CO2 in the atmosphere is measured in units of one billion tonnes. Such a tonne is 1000 kg or 2,204.6 lbs, compared with 2,240 lbs of the imperial ton. Though, confusingly, gigatons and gigatonnes of CO2 are used interchangeably, both meaning the latter; written for short as GtCO2.
According to the IPCC Sixth Assessment Report (on the physical science), issued in 2021, the cumulative emissions from 1850 to 2019 are roughly 2,390 GtCO2. Global (fossil-fuel) emissions are estimated at 37 GtCO2 (rounded) in the year 2019; that is, before Covid hit, and had been inexorably rising year-by-year. Lofty emission-cutting ambitions notwithstanding.

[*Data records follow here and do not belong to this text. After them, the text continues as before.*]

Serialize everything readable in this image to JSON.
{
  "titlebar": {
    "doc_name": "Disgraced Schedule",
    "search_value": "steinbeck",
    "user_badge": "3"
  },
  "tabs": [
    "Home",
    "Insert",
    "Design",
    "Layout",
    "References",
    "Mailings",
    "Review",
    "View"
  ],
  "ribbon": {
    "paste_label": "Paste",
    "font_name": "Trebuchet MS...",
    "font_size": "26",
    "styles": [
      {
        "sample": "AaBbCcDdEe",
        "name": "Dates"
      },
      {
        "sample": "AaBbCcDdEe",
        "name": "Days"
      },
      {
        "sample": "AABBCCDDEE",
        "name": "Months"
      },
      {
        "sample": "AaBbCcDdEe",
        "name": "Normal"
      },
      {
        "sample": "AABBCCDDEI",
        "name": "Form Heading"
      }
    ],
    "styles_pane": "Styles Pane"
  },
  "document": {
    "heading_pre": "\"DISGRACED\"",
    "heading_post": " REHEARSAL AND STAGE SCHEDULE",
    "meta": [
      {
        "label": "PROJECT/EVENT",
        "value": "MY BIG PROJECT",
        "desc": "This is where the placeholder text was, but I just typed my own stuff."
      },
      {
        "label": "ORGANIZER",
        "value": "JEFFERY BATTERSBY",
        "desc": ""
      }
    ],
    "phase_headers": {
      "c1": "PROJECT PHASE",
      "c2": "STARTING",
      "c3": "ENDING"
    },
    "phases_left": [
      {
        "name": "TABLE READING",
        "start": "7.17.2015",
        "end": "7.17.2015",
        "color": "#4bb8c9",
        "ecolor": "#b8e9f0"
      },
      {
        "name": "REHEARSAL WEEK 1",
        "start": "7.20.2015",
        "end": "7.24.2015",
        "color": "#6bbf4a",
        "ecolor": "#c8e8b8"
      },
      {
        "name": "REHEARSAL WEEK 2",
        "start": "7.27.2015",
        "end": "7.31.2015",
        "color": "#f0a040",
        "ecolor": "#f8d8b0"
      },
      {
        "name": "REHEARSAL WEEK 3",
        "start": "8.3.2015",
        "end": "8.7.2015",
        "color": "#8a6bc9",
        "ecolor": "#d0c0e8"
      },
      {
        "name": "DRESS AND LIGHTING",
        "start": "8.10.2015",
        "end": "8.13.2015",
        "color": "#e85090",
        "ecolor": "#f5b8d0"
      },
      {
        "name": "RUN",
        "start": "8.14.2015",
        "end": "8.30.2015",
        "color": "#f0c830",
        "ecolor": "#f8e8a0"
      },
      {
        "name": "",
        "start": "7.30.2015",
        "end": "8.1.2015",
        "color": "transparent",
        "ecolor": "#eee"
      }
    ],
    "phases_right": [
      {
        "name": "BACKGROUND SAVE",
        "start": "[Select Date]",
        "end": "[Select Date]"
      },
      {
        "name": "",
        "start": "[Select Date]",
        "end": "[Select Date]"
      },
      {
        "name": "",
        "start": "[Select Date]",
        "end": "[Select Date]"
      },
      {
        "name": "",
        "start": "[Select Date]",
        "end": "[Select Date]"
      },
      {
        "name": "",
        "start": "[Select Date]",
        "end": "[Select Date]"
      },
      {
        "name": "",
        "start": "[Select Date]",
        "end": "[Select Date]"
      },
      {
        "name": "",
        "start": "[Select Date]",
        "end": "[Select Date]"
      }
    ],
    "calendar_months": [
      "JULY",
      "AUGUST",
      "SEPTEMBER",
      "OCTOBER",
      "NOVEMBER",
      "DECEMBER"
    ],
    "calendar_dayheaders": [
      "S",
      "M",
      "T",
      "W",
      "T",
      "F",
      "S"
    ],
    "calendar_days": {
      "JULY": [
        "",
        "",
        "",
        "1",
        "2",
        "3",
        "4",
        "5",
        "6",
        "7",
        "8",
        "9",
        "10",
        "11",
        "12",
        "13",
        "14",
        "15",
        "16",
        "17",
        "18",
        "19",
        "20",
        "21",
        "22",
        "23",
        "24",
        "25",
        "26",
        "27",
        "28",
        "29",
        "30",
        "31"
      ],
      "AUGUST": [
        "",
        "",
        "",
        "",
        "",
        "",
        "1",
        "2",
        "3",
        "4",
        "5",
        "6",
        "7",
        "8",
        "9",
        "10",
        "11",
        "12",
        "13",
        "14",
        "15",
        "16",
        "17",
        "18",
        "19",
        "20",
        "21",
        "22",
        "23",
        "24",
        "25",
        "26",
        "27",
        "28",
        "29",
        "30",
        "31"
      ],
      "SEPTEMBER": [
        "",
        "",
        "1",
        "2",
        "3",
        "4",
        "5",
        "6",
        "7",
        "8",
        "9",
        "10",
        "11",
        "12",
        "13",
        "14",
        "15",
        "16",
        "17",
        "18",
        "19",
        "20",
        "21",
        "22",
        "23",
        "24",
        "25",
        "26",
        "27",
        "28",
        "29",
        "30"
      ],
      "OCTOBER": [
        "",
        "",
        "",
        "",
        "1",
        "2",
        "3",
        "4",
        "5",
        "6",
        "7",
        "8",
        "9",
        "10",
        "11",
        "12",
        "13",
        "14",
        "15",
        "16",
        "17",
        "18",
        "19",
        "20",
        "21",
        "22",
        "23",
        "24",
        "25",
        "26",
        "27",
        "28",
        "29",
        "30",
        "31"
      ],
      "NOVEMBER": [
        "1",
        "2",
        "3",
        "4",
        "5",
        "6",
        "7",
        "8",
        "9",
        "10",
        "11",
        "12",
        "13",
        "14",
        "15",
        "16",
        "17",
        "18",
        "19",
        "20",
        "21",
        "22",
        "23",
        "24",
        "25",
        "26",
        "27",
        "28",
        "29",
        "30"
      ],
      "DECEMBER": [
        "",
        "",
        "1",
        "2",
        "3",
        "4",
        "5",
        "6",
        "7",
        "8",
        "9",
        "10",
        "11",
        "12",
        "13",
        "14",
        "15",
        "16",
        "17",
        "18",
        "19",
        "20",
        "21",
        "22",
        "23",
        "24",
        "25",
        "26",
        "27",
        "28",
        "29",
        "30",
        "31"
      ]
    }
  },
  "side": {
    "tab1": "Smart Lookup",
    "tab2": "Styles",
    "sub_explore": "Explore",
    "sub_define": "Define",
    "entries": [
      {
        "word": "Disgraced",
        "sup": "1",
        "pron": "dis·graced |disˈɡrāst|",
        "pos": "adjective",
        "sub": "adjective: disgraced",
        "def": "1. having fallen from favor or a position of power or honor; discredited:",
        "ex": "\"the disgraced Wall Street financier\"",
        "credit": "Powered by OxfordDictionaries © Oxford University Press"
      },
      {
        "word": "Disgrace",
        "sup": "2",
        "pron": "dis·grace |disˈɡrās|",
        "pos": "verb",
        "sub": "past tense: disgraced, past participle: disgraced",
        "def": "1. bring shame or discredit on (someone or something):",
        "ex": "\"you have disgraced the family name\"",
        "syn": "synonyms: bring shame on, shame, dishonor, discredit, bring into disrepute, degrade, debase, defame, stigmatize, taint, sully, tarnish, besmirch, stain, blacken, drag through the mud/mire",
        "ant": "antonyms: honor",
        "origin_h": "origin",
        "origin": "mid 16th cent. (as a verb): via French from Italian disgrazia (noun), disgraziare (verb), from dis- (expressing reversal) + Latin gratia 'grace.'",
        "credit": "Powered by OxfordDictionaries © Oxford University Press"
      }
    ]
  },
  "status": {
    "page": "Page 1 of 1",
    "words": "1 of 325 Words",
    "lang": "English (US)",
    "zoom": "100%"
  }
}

Can you spell "insufficient capacity"?
Displaying prescience par excellence, the IPCC claim that if cumulative emission rise by another 1,350 GtCO2, we have only a 50 percent chance of avoiding 2.0°C and more of warming. For sure, 1,350 GtCO2 seems like a lot. However, it will be breached in 37 years, by 2059, even if emissions stabilise at their level of 2019. And they won’t. Fondness for coal among the Chinese and Indians will see to that. Be alarmed greenies, sweaty times ahead and way before 2059.
What to do? We all have to do our bit, is the catchcry of the miniscule. Apropos the Australian government’s fantasy of having 3.8 million EVs on the road by 2030. Based on 2019-20 data, each vehicle on the road uses on average 441 (U.S.) gallons of petrol each year; incidentally, about a third less than in the U.S. Assuming, generously, that EVs will do as much travelling as conventional vehicles, which they won’t, this will save 1,677 million gallons per year. As each gallon accounts for 19.64 lbs of CO2 emissions, a bit of arithmetic shows a saving of 15 million tonnes of atmospheric CO2. This would equal just 0.04 percent of the emissions of 37 GtCO2 in 2019.
Ergo, in the very unlikely event that the Australian mouse succeeds in roaring, it’ll have bugger-all effect. And, by the way, how about the CO2 emitted to make the electricity to fuel the EVs? Wind and sun, they say, will do the trick. In such manner is ruse built upon ruse.